If anyone could have used a no-fault divorce law, it’s the wives of Henry VIII. The much-married monarch had a penchant of leaving a trail of bodies, rather than broken hearts, in his quest to produce a male heir.
In Bring Up the Bodies, the sequel to Hilary Mantel’s Man Booker Prize-winning “Wolf Hall,” Anne Boleyn sits triumphant on the throne she schemed so long to get. But the formerly shrewd political operative is unaware of the precariousness of her perch. Henry’s master secretary, Thomas Cromwell, watches the king’s moods far more closely than his wife, ensuring that what Henry wants, Henry gets. And what Henry wants now is Jane Seymour, a quiet, pale girl whose own relatives had previously regarded her as “as much use as a blancmange.”
The royal marriage, of course, has nothing to do with love and everything to do with political capital. Americans might wring our hands over our ever-more-unpleasant political season, but at least ours doesn’t come with a rack and a headsman’s block.
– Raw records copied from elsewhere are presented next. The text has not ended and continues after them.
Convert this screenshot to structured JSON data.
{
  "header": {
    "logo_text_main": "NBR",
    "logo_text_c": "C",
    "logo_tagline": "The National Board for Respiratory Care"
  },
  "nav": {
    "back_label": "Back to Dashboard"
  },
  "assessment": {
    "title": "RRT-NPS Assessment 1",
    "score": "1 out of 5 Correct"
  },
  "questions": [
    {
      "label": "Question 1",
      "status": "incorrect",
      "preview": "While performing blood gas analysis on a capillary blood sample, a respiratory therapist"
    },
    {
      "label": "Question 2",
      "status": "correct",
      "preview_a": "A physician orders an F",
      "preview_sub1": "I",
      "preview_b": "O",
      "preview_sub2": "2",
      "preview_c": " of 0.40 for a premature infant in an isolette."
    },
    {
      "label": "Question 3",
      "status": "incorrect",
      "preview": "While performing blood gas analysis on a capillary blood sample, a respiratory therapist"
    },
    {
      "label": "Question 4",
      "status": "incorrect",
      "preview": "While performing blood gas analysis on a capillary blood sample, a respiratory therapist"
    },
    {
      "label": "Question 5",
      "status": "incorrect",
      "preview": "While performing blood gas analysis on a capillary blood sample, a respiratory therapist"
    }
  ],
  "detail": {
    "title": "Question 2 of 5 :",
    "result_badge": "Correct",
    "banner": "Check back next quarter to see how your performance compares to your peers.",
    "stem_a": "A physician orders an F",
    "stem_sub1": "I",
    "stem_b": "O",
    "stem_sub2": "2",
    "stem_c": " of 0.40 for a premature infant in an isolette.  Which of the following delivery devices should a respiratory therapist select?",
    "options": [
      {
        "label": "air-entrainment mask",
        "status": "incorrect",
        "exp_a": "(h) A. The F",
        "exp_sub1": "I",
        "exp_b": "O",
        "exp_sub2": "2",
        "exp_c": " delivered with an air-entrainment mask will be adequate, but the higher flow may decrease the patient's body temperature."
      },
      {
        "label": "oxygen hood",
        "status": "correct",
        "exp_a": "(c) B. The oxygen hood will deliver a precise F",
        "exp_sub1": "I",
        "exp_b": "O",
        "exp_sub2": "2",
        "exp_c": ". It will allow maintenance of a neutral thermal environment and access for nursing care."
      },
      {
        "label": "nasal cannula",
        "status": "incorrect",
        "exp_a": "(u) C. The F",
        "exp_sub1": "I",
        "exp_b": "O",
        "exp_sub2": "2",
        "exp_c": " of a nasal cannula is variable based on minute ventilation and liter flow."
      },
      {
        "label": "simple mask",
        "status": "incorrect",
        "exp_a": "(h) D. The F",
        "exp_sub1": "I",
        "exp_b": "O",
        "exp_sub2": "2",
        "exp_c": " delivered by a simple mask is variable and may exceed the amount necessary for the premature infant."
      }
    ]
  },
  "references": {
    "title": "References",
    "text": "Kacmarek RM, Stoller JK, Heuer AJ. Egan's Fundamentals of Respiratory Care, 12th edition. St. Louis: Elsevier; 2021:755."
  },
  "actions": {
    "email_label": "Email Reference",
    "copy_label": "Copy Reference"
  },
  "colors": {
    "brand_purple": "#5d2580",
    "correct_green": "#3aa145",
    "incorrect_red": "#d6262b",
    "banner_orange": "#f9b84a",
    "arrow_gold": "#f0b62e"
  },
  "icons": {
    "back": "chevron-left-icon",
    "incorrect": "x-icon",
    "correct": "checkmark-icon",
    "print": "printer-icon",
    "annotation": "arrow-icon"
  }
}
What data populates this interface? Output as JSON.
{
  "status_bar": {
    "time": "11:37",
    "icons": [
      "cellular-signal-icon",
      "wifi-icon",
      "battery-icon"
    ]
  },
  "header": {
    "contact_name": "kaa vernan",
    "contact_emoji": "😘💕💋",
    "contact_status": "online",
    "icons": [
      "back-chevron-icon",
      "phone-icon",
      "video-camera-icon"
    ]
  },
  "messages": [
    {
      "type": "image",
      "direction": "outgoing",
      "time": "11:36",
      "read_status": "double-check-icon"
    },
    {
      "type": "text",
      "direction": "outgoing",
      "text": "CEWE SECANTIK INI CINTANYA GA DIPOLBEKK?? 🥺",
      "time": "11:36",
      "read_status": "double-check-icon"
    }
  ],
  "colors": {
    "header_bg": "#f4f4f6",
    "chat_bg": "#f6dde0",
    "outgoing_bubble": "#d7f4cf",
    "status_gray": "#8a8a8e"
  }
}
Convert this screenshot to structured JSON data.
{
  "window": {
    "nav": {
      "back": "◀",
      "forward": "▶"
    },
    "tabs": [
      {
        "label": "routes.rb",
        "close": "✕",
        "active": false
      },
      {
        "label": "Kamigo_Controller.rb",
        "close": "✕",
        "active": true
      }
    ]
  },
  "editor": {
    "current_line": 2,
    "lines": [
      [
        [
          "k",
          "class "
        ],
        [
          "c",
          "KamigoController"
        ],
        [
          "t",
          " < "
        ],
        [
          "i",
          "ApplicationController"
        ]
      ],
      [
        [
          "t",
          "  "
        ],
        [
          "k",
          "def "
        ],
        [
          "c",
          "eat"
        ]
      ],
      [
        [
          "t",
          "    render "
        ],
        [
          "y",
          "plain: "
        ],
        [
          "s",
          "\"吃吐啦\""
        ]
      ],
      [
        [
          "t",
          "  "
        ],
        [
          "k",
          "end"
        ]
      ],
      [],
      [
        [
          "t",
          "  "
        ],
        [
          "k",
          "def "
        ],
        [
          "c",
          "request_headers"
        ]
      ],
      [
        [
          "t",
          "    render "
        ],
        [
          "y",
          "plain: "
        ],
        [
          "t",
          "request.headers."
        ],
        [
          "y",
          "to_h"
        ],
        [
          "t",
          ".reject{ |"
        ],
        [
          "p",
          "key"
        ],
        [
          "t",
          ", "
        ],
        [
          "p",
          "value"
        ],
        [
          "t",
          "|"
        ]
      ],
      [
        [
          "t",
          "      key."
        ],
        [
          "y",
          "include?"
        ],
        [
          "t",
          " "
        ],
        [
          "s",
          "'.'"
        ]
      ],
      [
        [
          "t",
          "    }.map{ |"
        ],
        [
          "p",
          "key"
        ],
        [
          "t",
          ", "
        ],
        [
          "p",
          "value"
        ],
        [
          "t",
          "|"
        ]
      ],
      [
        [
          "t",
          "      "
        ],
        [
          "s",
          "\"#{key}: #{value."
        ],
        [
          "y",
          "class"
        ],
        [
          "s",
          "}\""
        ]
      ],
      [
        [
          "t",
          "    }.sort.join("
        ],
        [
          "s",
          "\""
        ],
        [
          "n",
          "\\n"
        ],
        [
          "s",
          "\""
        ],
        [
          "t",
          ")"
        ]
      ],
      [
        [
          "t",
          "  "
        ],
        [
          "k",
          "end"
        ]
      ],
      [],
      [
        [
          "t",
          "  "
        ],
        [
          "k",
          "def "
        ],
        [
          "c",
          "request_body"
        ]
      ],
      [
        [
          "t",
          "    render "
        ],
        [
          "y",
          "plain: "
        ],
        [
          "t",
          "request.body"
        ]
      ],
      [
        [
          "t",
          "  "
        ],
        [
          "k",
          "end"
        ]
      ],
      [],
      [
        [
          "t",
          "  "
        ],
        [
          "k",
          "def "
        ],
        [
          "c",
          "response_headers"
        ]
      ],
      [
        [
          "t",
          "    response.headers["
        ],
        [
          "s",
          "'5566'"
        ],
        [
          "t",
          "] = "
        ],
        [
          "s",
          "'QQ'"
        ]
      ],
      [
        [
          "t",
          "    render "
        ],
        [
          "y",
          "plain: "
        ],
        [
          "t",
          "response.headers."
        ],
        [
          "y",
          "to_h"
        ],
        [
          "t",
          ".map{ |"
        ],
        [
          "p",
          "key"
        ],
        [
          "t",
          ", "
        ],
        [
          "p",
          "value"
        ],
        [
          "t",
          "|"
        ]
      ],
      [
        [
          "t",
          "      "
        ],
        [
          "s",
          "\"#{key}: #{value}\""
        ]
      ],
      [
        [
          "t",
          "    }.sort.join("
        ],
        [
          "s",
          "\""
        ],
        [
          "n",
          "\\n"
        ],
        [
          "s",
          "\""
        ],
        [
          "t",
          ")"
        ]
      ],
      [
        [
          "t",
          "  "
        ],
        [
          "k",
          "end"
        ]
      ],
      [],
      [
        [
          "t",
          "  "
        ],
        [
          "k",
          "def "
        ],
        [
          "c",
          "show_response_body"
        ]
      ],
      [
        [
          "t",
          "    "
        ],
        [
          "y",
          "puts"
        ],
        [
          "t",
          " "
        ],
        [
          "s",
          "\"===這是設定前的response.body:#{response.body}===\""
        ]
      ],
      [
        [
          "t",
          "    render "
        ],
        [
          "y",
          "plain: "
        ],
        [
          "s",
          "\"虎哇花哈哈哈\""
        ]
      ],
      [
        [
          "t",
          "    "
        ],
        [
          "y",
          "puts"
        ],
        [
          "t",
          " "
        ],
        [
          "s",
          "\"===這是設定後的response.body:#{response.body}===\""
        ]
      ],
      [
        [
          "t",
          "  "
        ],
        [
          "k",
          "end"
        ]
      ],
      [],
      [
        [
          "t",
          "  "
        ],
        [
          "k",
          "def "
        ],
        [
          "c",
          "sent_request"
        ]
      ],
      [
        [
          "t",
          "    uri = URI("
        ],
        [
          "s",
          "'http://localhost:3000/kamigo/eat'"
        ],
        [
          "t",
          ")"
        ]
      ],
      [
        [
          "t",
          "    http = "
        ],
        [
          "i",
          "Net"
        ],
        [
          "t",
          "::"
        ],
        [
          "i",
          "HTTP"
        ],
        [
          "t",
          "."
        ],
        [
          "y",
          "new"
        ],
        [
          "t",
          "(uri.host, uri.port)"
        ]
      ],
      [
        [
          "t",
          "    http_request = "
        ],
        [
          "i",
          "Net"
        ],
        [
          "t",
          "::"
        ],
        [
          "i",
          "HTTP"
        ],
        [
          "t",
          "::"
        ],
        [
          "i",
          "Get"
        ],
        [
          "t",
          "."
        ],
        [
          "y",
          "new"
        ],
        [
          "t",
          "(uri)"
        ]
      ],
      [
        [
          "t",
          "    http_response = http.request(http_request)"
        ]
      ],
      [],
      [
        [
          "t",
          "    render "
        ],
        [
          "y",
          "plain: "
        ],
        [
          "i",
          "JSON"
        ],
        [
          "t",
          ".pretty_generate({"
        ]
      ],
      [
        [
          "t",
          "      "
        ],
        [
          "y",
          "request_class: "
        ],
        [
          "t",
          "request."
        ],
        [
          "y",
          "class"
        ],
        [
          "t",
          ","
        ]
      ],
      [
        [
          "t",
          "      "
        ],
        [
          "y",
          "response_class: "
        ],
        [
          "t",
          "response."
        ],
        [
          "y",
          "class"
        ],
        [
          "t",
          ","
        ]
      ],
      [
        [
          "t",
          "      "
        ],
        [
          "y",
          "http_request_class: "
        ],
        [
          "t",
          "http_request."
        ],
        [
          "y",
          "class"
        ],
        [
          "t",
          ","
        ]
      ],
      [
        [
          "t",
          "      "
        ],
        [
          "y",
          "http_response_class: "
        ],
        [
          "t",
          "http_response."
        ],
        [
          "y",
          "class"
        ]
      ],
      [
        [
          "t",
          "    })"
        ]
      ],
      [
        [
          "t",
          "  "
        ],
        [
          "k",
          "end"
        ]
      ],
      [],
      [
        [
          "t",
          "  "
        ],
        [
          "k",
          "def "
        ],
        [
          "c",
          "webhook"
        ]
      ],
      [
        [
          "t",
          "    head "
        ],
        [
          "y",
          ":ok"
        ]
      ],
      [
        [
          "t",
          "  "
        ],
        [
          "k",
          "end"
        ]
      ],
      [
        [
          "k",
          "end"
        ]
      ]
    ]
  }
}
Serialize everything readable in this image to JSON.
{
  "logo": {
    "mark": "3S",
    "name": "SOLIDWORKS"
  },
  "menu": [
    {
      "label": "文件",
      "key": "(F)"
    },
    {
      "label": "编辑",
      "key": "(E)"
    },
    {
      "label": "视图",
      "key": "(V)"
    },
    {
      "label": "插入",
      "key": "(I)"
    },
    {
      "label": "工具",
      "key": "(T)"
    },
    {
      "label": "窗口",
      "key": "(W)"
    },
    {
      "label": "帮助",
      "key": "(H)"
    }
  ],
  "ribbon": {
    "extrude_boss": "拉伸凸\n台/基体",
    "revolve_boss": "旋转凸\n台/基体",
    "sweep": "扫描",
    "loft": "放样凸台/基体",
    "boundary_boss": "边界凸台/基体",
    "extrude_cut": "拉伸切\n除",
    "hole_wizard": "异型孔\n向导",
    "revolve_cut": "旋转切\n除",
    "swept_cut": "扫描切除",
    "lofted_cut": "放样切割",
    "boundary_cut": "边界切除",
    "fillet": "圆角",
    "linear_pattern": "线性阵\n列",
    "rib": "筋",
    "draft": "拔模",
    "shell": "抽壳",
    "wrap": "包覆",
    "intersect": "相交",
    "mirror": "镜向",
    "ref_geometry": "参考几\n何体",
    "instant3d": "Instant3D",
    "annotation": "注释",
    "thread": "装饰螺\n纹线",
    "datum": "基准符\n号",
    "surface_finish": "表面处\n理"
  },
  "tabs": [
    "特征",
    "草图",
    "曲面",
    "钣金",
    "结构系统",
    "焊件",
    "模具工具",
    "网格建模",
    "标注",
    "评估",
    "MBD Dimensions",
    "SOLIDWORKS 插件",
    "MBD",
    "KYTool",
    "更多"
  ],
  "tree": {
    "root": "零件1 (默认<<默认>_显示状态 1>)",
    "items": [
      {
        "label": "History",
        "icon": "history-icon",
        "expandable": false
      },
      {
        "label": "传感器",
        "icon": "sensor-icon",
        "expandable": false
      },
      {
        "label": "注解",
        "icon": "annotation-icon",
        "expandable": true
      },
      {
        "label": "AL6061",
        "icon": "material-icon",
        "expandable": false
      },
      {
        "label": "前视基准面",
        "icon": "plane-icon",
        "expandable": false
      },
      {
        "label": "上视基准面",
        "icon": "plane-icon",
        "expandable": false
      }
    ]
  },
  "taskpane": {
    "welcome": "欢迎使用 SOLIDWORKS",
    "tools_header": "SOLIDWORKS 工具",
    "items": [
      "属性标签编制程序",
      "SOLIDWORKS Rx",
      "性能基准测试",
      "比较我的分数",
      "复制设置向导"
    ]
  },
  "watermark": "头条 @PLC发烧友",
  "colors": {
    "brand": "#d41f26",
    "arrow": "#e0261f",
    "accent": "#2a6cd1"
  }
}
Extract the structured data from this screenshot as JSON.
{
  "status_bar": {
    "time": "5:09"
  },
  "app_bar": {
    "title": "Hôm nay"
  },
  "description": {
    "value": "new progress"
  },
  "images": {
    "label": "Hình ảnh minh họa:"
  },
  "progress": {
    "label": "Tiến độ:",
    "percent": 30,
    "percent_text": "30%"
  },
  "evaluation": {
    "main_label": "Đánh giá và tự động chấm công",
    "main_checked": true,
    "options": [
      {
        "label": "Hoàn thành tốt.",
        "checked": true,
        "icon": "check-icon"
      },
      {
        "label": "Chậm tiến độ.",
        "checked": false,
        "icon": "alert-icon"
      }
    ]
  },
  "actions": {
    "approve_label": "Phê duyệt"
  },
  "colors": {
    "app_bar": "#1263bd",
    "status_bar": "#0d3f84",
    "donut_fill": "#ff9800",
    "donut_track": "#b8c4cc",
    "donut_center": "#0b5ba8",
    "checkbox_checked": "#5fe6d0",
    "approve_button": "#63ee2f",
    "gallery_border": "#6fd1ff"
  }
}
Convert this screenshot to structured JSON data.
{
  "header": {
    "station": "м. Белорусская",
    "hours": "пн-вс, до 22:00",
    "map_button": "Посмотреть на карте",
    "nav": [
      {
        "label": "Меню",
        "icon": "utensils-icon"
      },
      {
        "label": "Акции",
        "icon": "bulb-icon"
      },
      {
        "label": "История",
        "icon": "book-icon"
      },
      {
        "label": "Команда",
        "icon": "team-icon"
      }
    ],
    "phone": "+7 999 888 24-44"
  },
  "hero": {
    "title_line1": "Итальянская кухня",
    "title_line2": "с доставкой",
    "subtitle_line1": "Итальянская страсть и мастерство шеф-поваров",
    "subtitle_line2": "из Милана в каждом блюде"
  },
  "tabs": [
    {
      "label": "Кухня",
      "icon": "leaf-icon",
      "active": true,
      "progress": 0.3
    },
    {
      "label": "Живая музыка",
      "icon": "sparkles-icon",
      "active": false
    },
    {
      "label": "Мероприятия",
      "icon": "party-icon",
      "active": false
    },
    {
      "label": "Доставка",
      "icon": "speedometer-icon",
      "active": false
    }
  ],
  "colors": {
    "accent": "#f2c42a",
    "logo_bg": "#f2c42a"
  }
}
In Mantel’s treatment, Cromwell, usually portrayed as a scheming villain opposite the sainted Thomas More, is the ultimate pragmatist. (Truly holy people generally don’t torture quite as many heretics as More did.) Warm and genial in his personal life – he feeds up to 200 of London’s hungry a day – the blacksmith’s son has risen to power thanks to an agile mind able to spin out every potential “what if” from the tangle of Tudor politics and a willingness to rewrite history so that it will jibe with “the Book of Henry.”
However, Cromwell also has the ability to nurse a grudge, which his enemies are about to find out. “His father Walter used to say, ‘My boy Thomas, give him a dirty look and he’ll gouge your eye out. Trip him, and he’ll cut off your leg. But if you don’t cut across him, he’s a very gentleman. And he’ll stand anybody a drink.' ”
More and Cromwell’s mentor, Cardinal Wolsey, are already dead – casualties of the king’s last marriage. This leaves no one who is a match for Cromwell intellectually. Readers know exactly where the plot is heading, and Henry VIII’s love life has been so thoroughly picked over, it’s hard to imagine there being anything fresh left to say. But Mantel manages handily. “Bring Up the Bodies” is a worthy successor to “Wolf Hall.”
Mantel knows her territory so thoroughly, she writes as if she’s witnessing the events firsthand – as opposed to miring the plot in research, or writing as if the characters are just actors wearing fancy costumes and saying “prithee” a lot. In her telling, even the downfall of Anne Boleyn conceals surprises.
Henry is portrayed as an overindulged baby – literally falling asleep at the table when we first encounter him, while Anne is all spiky elbows and overconfidence. Mantel never addresses whether she’s guilty of the offenses she’s charged with (including incest), and the novel’s point of view is so closely tied to Cromwell that even the most outrageous acts come off as simply politics as usual. It’s very likely that, to the real Cromwell, they were.
There are signs that the demands of serving an increasingly fickle, unstable king are starting to consume him. His wife and daughters are dead and his son is grown, leaving fewer outlets for his gentler side. “In truth you cannot separate them, your public being and your private self.… You can insist on separation, if you must: go to your cabinet and say, ‘Leave me alone to read.’ But outside the room, you can hear breathing and scuffling, as a seething discontent builds up, a rumble of expectation: he is a public man, he belongs to us, when will he come forth? You cannot blank it out, the shuffle of the feet of the body politic.”
“Bringing Up the Bodies” leaves Cromwell a baron, but one with a list of tasks that include “somehow to reconcile the king and Lady Mary, to save Henry from killing his own daughter; and before that, to stop Mary’s friends from killing him. He has helped them to their new world, the world without Anne Boleyn, and now they will think they can do without Cromwell too.”
The novel ends with Cromwell alone, writing on the back of one of Wolsey’s old papers, musing that when he dies, which he knows could be soon, “I will leave behind me a mountain of paper, and those who come after me … they will turn the page over, and write on me.”